M5 Max Benchmarks Crush Competitors
The first independent benchmarks for Apple's M5 Max are out, and they show the chip decisively outperforming top-tier desktop CPUs from Intel and AMD. The 18-core M5 Max posted a Geekbench 6 multi-core score of 29,233, beating the Ryzen AI Max+ 395 by over 25%. The results highlight major gains in on-device AI workloads, with the new MacBook Air also showing substantial speed-ups over the M4.

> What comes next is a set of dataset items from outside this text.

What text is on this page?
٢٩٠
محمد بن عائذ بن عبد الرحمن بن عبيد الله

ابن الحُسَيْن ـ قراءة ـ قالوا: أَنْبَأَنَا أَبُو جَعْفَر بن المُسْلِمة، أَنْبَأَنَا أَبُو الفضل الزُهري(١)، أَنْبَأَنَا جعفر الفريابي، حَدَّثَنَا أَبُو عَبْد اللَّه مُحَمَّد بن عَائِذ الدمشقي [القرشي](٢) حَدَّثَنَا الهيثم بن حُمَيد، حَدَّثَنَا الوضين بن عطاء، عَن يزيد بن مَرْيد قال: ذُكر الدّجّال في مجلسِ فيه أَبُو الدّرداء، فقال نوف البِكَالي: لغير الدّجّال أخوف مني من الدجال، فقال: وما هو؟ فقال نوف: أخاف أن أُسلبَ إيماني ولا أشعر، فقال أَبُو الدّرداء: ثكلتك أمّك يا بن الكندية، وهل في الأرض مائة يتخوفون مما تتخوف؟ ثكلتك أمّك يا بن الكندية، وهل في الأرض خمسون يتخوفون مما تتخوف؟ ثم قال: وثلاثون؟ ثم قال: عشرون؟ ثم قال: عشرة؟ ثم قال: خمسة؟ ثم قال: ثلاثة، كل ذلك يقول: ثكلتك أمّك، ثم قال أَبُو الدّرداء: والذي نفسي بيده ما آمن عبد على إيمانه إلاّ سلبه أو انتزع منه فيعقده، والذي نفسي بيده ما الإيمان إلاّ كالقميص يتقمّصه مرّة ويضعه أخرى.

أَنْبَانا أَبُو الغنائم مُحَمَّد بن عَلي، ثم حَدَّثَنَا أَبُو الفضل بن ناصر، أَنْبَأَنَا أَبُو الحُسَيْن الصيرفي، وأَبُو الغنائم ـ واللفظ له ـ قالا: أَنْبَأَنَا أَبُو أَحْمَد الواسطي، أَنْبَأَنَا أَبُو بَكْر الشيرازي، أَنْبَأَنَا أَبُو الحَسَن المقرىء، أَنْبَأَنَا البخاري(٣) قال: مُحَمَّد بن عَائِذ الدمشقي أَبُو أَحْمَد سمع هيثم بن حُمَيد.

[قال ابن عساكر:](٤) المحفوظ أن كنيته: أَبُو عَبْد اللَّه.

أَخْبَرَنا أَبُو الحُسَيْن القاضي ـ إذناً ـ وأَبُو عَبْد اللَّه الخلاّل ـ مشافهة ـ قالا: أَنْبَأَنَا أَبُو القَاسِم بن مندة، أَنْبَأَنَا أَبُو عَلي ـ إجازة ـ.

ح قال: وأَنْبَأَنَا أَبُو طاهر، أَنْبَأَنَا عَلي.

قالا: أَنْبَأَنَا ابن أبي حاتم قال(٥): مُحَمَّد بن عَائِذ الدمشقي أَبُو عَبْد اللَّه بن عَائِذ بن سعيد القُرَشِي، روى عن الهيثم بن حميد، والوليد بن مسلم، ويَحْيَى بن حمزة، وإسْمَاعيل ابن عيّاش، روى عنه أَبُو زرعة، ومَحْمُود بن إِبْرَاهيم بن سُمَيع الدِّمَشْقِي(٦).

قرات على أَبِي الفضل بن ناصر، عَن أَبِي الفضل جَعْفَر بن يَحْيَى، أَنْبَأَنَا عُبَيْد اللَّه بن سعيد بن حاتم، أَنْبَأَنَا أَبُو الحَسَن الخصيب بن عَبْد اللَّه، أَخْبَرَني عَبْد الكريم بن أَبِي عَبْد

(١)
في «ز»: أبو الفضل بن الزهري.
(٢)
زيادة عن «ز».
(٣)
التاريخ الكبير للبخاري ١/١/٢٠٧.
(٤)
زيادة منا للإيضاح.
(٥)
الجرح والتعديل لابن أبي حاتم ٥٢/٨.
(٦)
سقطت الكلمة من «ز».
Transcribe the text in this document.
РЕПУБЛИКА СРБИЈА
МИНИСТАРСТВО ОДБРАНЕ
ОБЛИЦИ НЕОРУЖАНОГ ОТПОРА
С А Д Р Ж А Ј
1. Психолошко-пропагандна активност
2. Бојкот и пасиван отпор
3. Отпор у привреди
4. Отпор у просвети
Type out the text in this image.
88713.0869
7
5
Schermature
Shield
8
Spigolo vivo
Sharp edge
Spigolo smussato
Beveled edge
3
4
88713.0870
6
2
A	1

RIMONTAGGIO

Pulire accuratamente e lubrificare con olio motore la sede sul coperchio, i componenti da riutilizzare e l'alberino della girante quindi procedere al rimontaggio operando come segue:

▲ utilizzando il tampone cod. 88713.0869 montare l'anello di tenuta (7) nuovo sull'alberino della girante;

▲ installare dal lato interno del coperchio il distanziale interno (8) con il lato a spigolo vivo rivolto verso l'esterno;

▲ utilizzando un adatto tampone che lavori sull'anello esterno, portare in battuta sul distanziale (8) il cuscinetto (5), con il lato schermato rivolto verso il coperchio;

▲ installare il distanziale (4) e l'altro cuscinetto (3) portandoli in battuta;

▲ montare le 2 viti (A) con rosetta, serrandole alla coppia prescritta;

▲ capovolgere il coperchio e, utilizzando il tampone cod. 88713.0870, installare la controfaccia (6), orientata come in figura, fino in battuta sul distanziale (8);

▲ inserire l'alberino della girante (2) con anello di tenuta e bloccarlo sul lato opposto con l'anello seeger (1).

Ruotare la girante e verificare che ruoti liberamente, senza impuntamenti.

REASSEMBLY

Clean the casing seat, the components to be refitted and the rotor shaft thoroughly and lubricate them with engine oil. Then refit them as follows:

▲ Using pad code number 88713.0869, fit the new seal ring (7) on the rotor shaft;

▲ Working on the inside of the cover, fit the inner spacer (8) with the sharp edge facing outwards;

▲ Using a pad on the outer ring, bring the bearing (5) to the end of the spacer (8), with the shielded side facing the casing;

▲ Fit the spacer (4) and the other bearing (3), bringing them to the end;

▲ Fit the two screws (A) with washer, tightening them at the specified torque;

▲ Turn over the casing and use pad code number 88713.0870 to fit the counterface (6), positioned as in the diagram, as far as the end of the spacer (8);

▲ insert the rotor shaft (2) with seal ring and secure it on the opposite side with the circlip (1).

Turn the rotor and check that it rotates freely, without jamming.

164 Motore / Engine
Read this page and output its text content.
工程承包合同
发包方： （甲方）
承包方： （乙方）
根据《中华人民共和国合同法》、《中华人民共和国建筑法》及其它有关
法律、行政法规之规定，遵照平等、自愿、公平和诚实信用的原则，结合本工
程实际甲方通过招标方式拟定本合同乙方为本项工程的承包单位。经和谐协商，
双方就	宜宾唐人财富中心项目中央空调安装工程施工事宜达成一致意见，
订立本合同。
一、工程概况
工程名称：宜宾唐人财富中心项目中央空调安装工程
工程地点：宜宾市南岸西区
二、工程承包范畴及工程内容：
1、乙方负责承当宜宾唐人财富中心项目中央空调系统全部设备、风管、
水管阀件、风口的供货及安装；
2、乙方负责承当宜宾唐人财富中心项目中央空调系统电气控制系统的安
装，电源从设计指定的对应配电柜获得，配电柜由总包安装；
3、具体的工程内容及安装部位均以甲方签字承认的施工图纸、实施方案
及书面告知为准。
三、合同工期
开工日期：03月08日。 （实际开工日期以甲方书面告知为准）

The M5 Pro and M5 Max chips are the first in the series to adopt Apple's "Fusion Architecture," connecting two separate dies into a single SoC. This multi-die approach, manufactured on TSMC's third-generation 3nm (N3P) process, moves away from the previous monolithic design. Architecturally, the high-end M5 chips abandon the traditional efficiency-core design. The 18-core M5 Max instead utilizes six high-performance "super cores" alongside 12 all-new "performance cores" optimized specifically for power-efficient multithreaded workloads. The most significant change for AI workloads is the introduction of a Neural Accelerator embedded directly into each of the M5 Max's up-to-40 GPU cores. This works in tandem with the updated 16-core Neural Engine to deliver what Apple claims is over four times the peak GPU compute for AI compared to the M4 generation. For developers, these new Neural Accelerators can be programmed directly using new Tensor APIs in Metal 4. Applications built with existing frameworks like Core ML and Metal Performance Shaders will gain performance automatically without code changes. This performance is supported by a substantial memory subsystem, with the M5 Max offering up to 614GB/s of memory bandwidth and configurable with up to 128GB of unified memory. This makes running large language models, such as 70-billion-parameter models, locally on a laptop a practical reality for the first time. The Geekbench 6 multi-core scores not only surpass mobile competitors but also high-end desktop CPUs like the 96-core AMD Ryzen Threadripper Pro 9995WX in bursty workloads. However, Geekbench is a short-duration test and may not fully represent performance in sustained, professional applications. Beyond core performance, the new silicon includes hardware-accelerated AV1 decoding in its Media Engine and support for the Thunderbolt 5 standard for high-speed peripherals.